|M.Sc Student||Shira Herlich|
|Subject||Unravelling the Mechanism of Activity of the Chloroplast|
PNPase by Site Directed Mutagenesis
|Department||Department of Biology||Supervisor||Full Professor Schuster Gadi|
|Full Thesis text|
Polynucleotide phosphorylase (PNPase) is a phosphorolytic exoribonuclease that plays an important role in degradation, processing, and polyadenylation of RNA in prokaryotes and organelles. Systematic structure-function analysis of chloroplast PNPase has been so far very limited, and its roles in plant organelles are poorly understood. In order to study it we have used in vitro mutagenesis followed by functional analysis.
Our initial goal was to express the chloroplast PNPase (cpPNPase) from Arabidopsis thaliana in bacteria, and characterize its activities in vitro. The results obtained for the Arabidopsis PNPase were similar to the previously characterized bacterial and spinach chloroplast PNPase.
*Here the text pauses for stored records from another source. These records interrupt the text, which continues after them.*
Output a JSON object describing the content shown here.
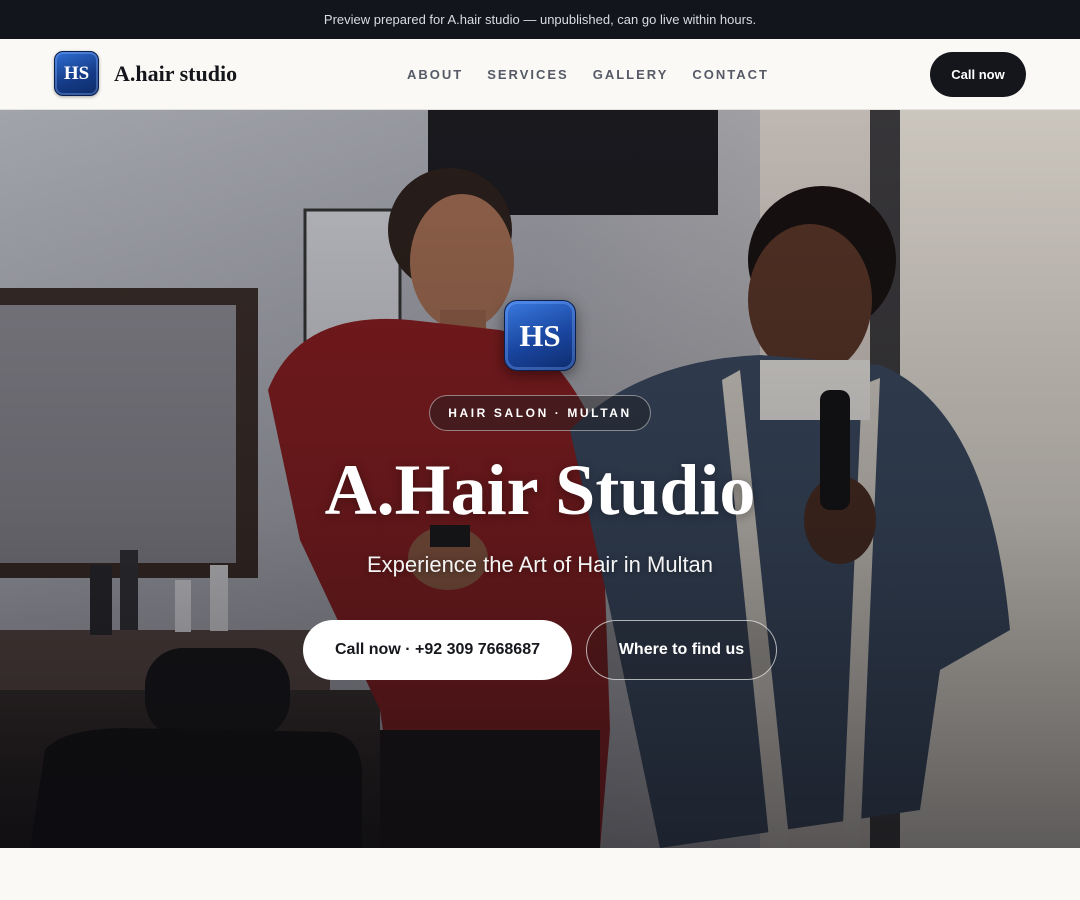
{
  "preview_banner": {
    "text": "Preview prepared for A.hair studio — unpublished, can go live within hours."
  },
  "header": {
    "logo_initials": "HS",
    "brand_name": "A.hair studio",
    "nav": [
      {
        "label": "ABOUT"
      },
      {
        "label": "SERVICES"
      },
      {
        "label": "GALLERY"
      },
      {
        "label": "CONTACT"
      }
    ],
    "cta_label": "Call now"
  },
  "hero": {
    "logo_initials": "HS",
    "tag": "HAIR SALON · MULTAN",
    "title": "A.Hair Studio",
    "subtitle": "Experience the Art of Hair in Multan",
    "primary_button": "Call now · +92 309 7668687",
    "secondary_button": "Where to find us"
  },
  "colors": {
    "preview_bar_bg": "#12151c",
    "page_bg": "#faf9f6",
    "dark_button": "#14161c",
    "logo_blue": "#1a46a0"
  }
}
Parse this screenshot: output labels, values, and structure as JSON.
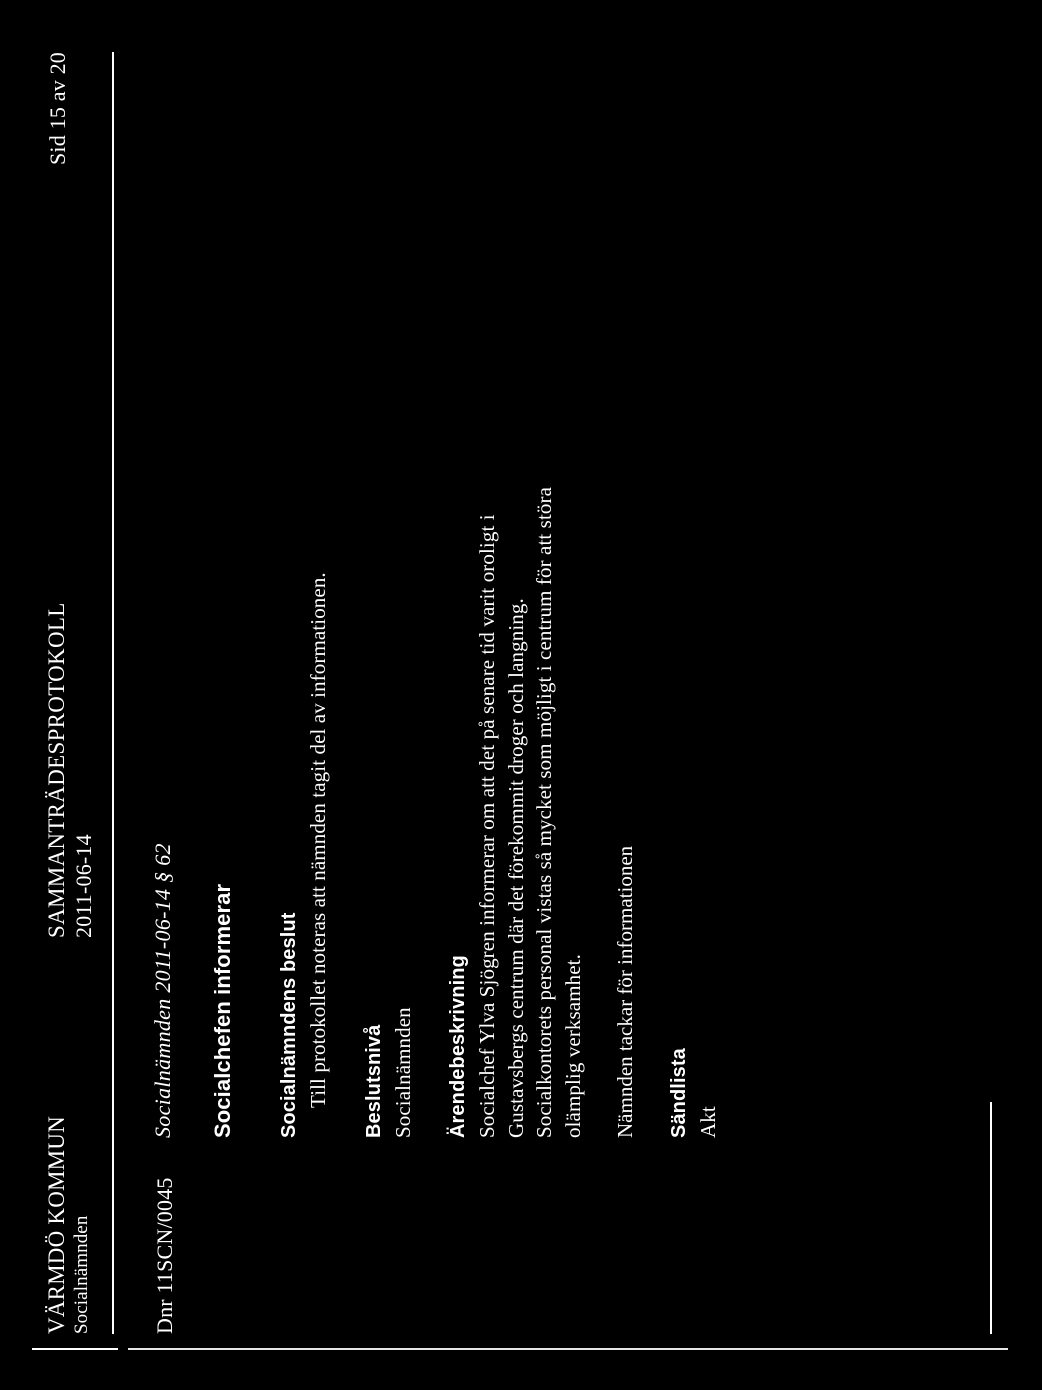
{
  "document": {
    "header": {
      "organization": "VÄRMDÖ KOMMUN",
      "board": "Socialnämnden",
      "doc_type": "SAMMANTRÄDESPROTOKOLL",
      "date": "2011-06-14",
      "page_label": "Sid 15 av 20"
    },
    "case": {
      "dnr": "Dnr 11SCN/0045",
      "reference": "Socialnämnden 2011-06-14 § 62",
      "title": "Socialchefen informerar"
    },
    "sections": [
      {
        "heading": "Socialnämndens beslut",
        "lines": [
          "Till protokollet noteras att nämnden tagit del av informationen."
        ]
      },
      {
        "heading": "Beslutsnivå",
        "lines": [
          "Socialnämnden"
        ]
      },
      {
        "heading": "Ärendebeskrivning",
        "lines": [
          "Socialchef Ylva Sjögren informerar om att det på senare tid varit oroligt i",
          "Gustavsbergs centrum där det förekommit droger och langning.",
          "Socialkontorets personal vistas så mycket som möjligt i centrum för att störa",
          "olämplig verksamhet."
        ]
      }
    ],
    "closing": "Nämnden tackar för informationen",
    "distribution": {
      "heading": "Sändlista",
      "items": [
        "Akt"
      ]
    }
  }
}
Following the analysis of the recombinant protein, we aimed to achieve the main goal of this work: explore the domains of cpPNPase and identify potential areas that affect its various activities. PNPase in its monomeric form consists of two RNase PH-like segments, known as core domains, as well as KH and S1 RNA-binding domains. Using site directed mutagenesis, we created the G596R, P184L and P184L-R176S mutated versions of the protein. Each mutant was analyzed for its binding, degrading, and polyadenylating RNA transcripts. Only G596R was located at the phosphorolytic active site in the second core domain, and indeed this mutation abolished all activities and binding capability, as well as failure to create a distinct oligomeric structure. Although the first core domain does not harbor the catalytic site, a double mutation in this area, R176S-P184L, located on the same α-helix, reduced RNA affinity and led to inability of the RNA to enter the phosphorolytic site, hence a complete inhibition of activity as witnessed. On the other hand, P184L alone displayed similar RNA affinity to the WT, but intermediate phosphorolytic activity between the WT and the inactive or null mutants. In this case, we hypothesized that the conformational change induced by our mutations still enabled RNA binding, and thus reduced but not eliminated enzyme activity. We considered that the first core domain mutations might have directly altered the oligomeric structure of the enzyme and its processivity, however they still formed hexamers akin to the WT.
Taken together, these results confirm a structural role for the first core domain of PNPase in the modulation of the observed catalytic activity even though the catalytic site is located in the second core domain.